The Derivative of a Matrix Function with Nuclear Norm Term

125 Views Asked by At

I want to solve for the following problem $$\min_{X \in \mathbb{R}^{2 \times2}}\{h(A(X))+\|X\|_*\}$$ where $\|\cdot\|_*$ is nuclear norm and $h:\mathbb{R}^{2}\to \mathbb{R}$: $h(y)=\frac{1}{2}\|B^{1/2}y-B^{-1/2}d\|_2^2$ for some positive definite matrix $B$ \begin{bmatrix} 3/2 & -2\\ -2 & 3 \end{bmatrix} and a vector $d$ \begin{bmatrix} 5/2\\ -1 \end{bmatrix} ${}{}{}{}{}{}$ And $A:\mathbb{R}^{2\times 2}\to \mathbb{R}^2$ is a linear operator given by $$A(X)=(X_{11},X_{22})$$ To solve this problem, we need to make use of the first order optimality condition, however I did not figure out how to compute the subdifferential of the first term. Basically, it is a derivative of a vector to a matrix, but the notes from the Wiki did not make sense to me. Anyone can show this for me? Many thanks

1

There are 1 best solutions below

3
On BEST ANSWER

$\renewcommand{\Re}{\mathbb{R}}$ Some general observations:

  1. For function $\phi:\Re^n\to\Re^m$ we have the Jacobian matrix while at the same time $\Re^{n\times n}$ is isomorphic to $\Re^{n^2}$ which is a space of vectors rather than a space of matrices. Therefore, there does exist a notion of derivative for vector fields.

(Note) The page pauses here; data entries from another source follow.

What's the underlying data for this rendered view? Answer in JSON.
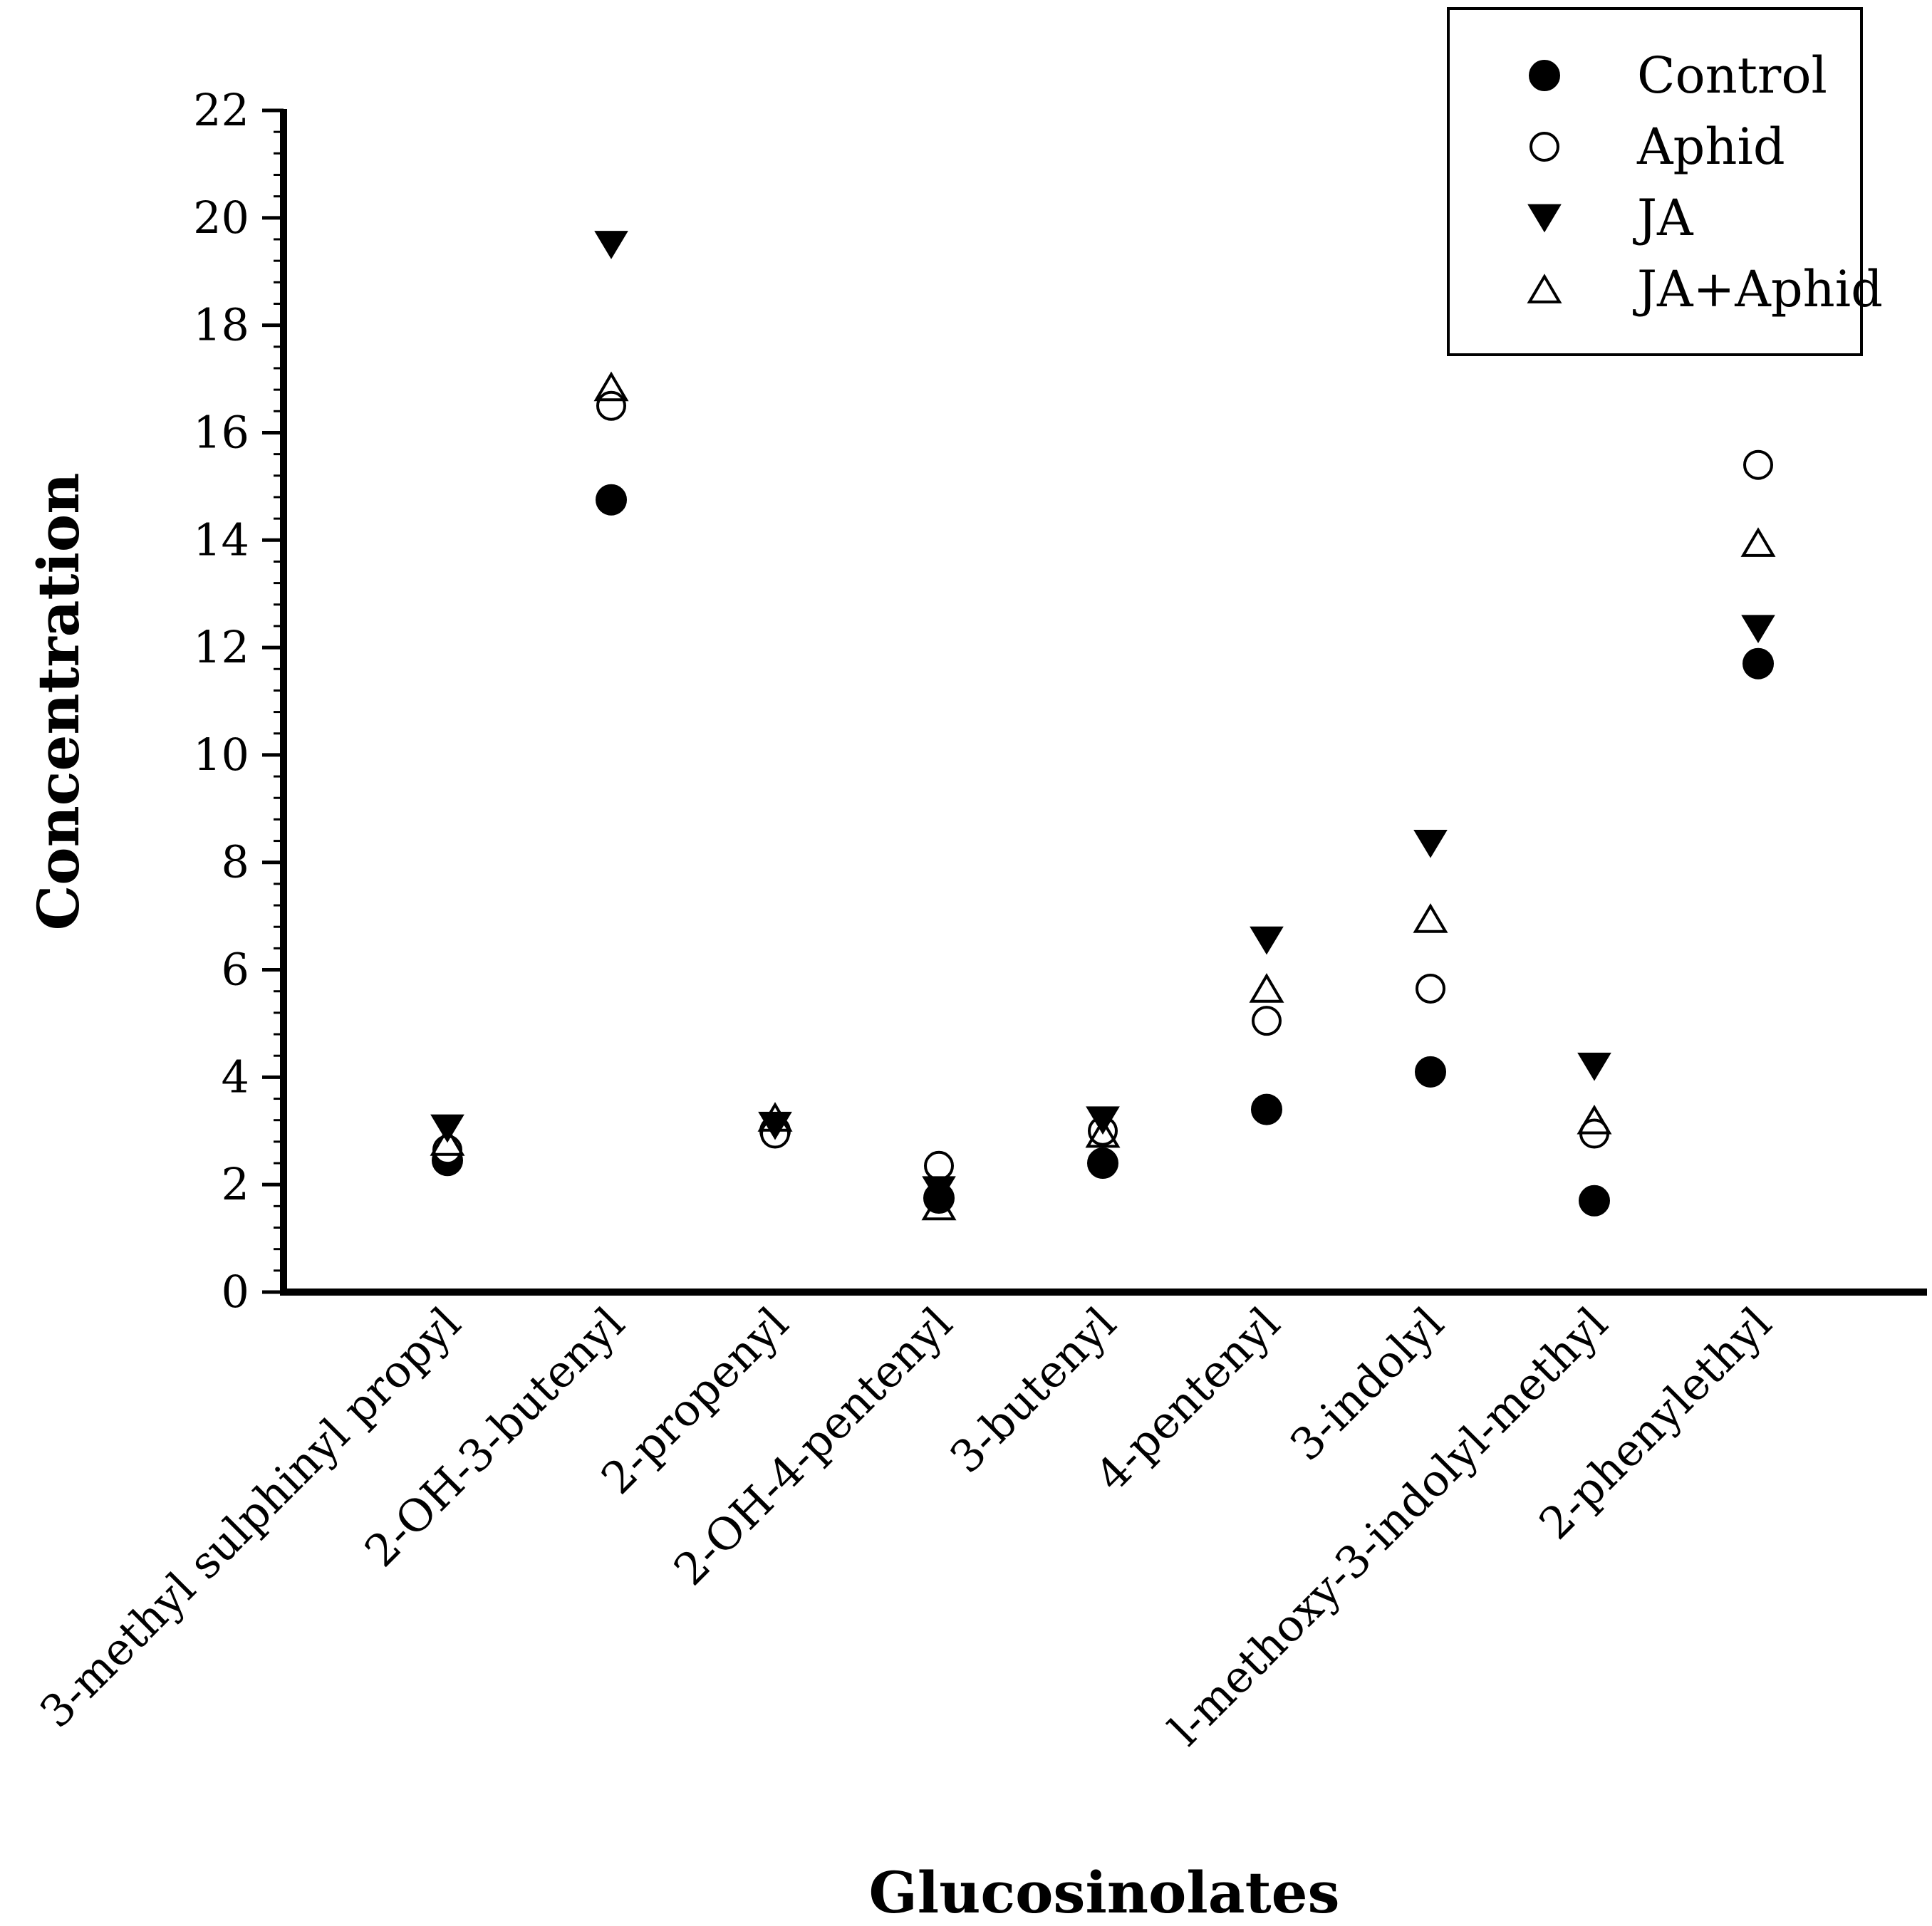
{
  "chart_data": {
    "type": "scatter",
    "title": "",
    "xlabel": "Glucosinolates",
    "ylabel": "Concentration",
    "ylim": [
      0,
      22
    ],
    "y_major_step": 2,
    "y_minor_step": 0.4,
    "y_ticks": [
      "0",
      "2",
      "4",
      "6",
      "8",
      "10",
      "12",
      "14",
      "16",
      "18",
      "20",
      "22"
    ],
    "legend_position": "top-right",
    "categories": [
      "3-methyl sulphinyl propyl",
      "2-OH-3-butenyl",
      "2-propenyl",
      "2-OH-4-pentenyl",
      "3-butenyl",
      "4-pentenyl",
      "3-indolyl",
      "l-methoxy-3-indolyl-methyl",
      "2-phenylethyl"
    ],
    "series": [
      {
        "name": "Control",
        "marker": "filled-circle",
        "values": [
          2.45,
          14.75,
          3.0,
          1.75,
          2.4,
          3.4,
          4.1,
          1.7,
          11.7
        ]
      },
      {
        "name": "Aphid",
        "marker": "open-circle",
        "values": [
          2.65,
          16.5,
          2.95,
          2.35,
          3.0,
          5.05,
          5.65,
          2.95,
          15.4
        ]
      },
      {
        "name": "JA",
        "marker": "filled-triangle-down",
        "values": [
          3.05,
          19.5,
          3.1,
          1.9,
          3.2,
          6.55,
          8.35,
          4.2,
          12.35
        ]
      },
      {
        "name": "JA+Aphid",
        "marker": "open-triangle-up",
        "values": [
          2.8,
          16.85,
          3.25,
          1.6,
          2.95,
          5.65,
          6.95,
          3.2,
          13.95
        ]
      }
    ]
  }
}
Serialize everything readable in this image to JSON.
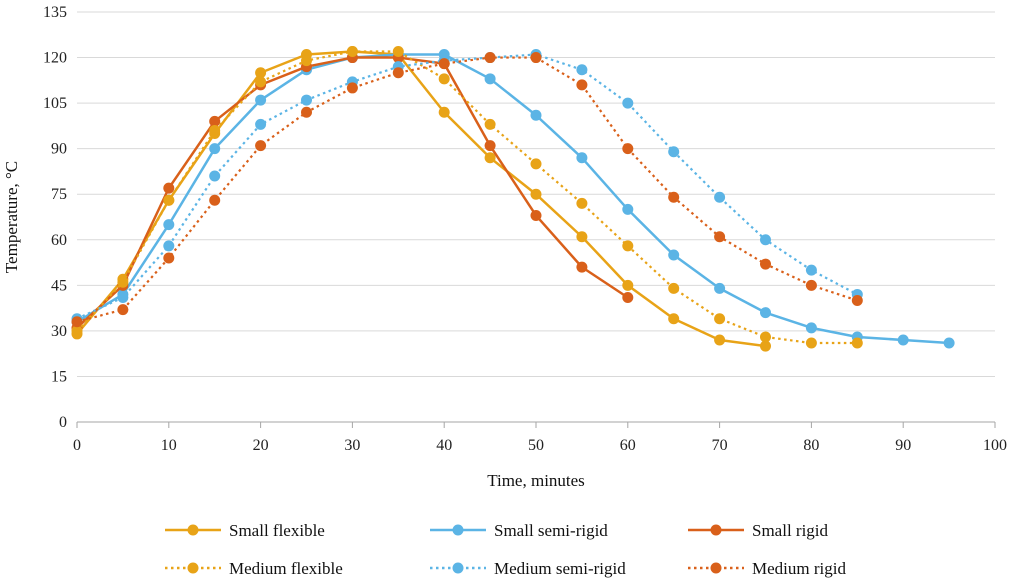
{
  "chart_data": {
    "type": "line",
    "title": "",
    "xlabel": "Time, minutes",
    "ylabel": "Temperature, °C",
    "xlim": [
      0,
      100
    ],
    "ylim": [
      0,
      135
    ],
    "xticks": [
      0,
      10,
      20,
      30,
      40,
      50,
      60,
      70,
      80,
      90,
      100
    ],
    "yticks": [
      0,
      15,
      30,
      45,
      60,
      75,
      90,
      105,
      120,
      135
    ],
    "grid": "horizontal",
    "legend_position": "bottom",
    "series": [
      {
        "name": "Small flexible",
        "color": "#E8A317",
        "style": "solid",
        "x": [
          0,
          5,
          10,
          15,
          20,
          25,
          30,
          35,
          40,
          45,
          50,
          55,
          60,
          65,
          70,
          75
        ],
        "y": [
          29,
          47,
          73,
          95,
          115,
          121,
          122,
          121,
          102,
          87,
          75,
          61,
          45,
          34,
          27,
          25
        ]
      },
      {
        "name": "Small semi-rigid",
        "color": "#5BB4E5",
        "style": "solid",
        "x": [
          0,
          5,
          10,
          15,
          20,
          25,
          30,
          35,
          40,
          45,
          50,
          55,
          60,
          65,
          70,
          75,
          80,
          85,
          90,
          95
        ],
        "y": [
          33,
          42,
          65,
          90,
          106,
          116,
          120,
          121,
          121,
          113,
          101,
          87,
          70,
          55,
          44,
          36,
          31,
          28,
          27,
          26
        ]
      },
      {
        "name": "Small rigid",
        "color": "#D9601A",
        "style": "solid",
        "x": [
          0,
          5,
          10,
          15,
          20,
          25,
          30,
          35,
          40,
          45,
          50,
          55,
          60
        ],
        "y": [
          31,
          45,
          77,
          99,
          111,
          117,
          120,
          120,
          118,
          91,
          68,
          51,
          41
        ]
      },
      {
        "name": "Medium flexible",
        "color": "#E8A317",
        "style": "dotted",
        "x": [
          0,
          5,
          10,
          15,
          20,
          25,
          30,
          35,
          40,
          45,
          50,
          55,
          60,
          65,
          70,
          75,
          80,
          85
        ],
        "y": [
          30,
          46,
          73,
          96,
          112,
          119,
          122,
          122,
          113,
          98,
          85,
          72,
          58,
          44,
          34,
          28,
          26,
          26
        ]
      },
      {
        "name": "Medium semi-rigid",
        "color": "#5BB4E5",
        "style": "dotted",
        "x": [
          0,
          5,
          10,
          15,
          20,
          25,
          30,
          35,
          40,
          45,
          50,
          55,
          60,
          65,
          70,
          75,
          80,
          85
        ],
        "y": [
          34,
          41,
          58,
          81,
          98,
          106,
          112,
          117,
          119,
          120,
          121,
          116,
          105,
          89,
          74,
          60,
          50,
          42
        ]
      },
      {
        "name": "Medium rigid",
        "color": "#D9601A",
        "style": "dotted",
        "x": [
          0,
          5,
          10,
          15,
          20,
          25,
          30,
          35,
          40,
          45,
          50,
          55,
          60,
          65,
          70,
          75,
          80,
          85
        ],
        "y": [
          33,
          37,
          54,
          73,
          91,
          102,
          110,
          115,
          118,
          120,
          120,
          111,
          90,
          74,
          61,
          52,
          45,
          40
        ]
      }
    ]
  }
}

  2. Subgradients are well defined for functions $f:\mathcal{H}\to\Re\cup\{+\infty\}$ where $\mathcal{H}$ is a Hilbert space, therefore, optimality conditions for optimization problems over spaces of matrices are well posed.

We can see $A$ as an operator $A:\Re^{2\times 2} \ni X \mapsto AX\in\Re^2,$ or equivalently as $$ \tilde{A}:\Re^4\ni X = \begin{bmatrix}X_{11}\\X_{12}\\X_{21}\\X_{22}\end{bmatrix}\mapsto \tilde{A}X = \begin{bmatrix}X_{11}\\X_{22}\end{bmatrix} \in \Re^2. $$

Now define a function $\phi:\Re^4 \to \Re$ as $\phi(X) = h(\tilde{A}(X))$; it is then possible to obtain its derivative $\nabla \phi(X) = \tilde{A}^*\nabla h(\tilde{A}X) = \tilde{A}^* (B^{1/2}y-B^{-1/2}d)$, where $\tilde{A}^*$ is the adjoint linear operator of $\tilde{A}$. Notice that $\nabla \phi$ is a function from $\Re^4$ to $\Re^4$ which can be seen as a function from $\Re^{2\times 2}$ to $\Re^{2\times 2}$.

To be more precise, the gradient of the function $\Phi:\Re^{2\times 2}: X \mapsto h(A(X)) \in \Re$ is the function $$ \nabla \Phi: \Re^{2\times 2} \ni X \mapsto \Phi(X) = A^* \nabla(AX) \in \Re^{2\times 2}, $$ where $A^*:\Re^2\to\Re^{2\times 2}$ is the adjoint linear operator of $A$.

Overall, I would recommend to write down the optimality conditions using the proximal operator of the nuclear norm.

See Neal Parikh, Stephen Boyd - Proximal Algorithms, Section 6.7.3.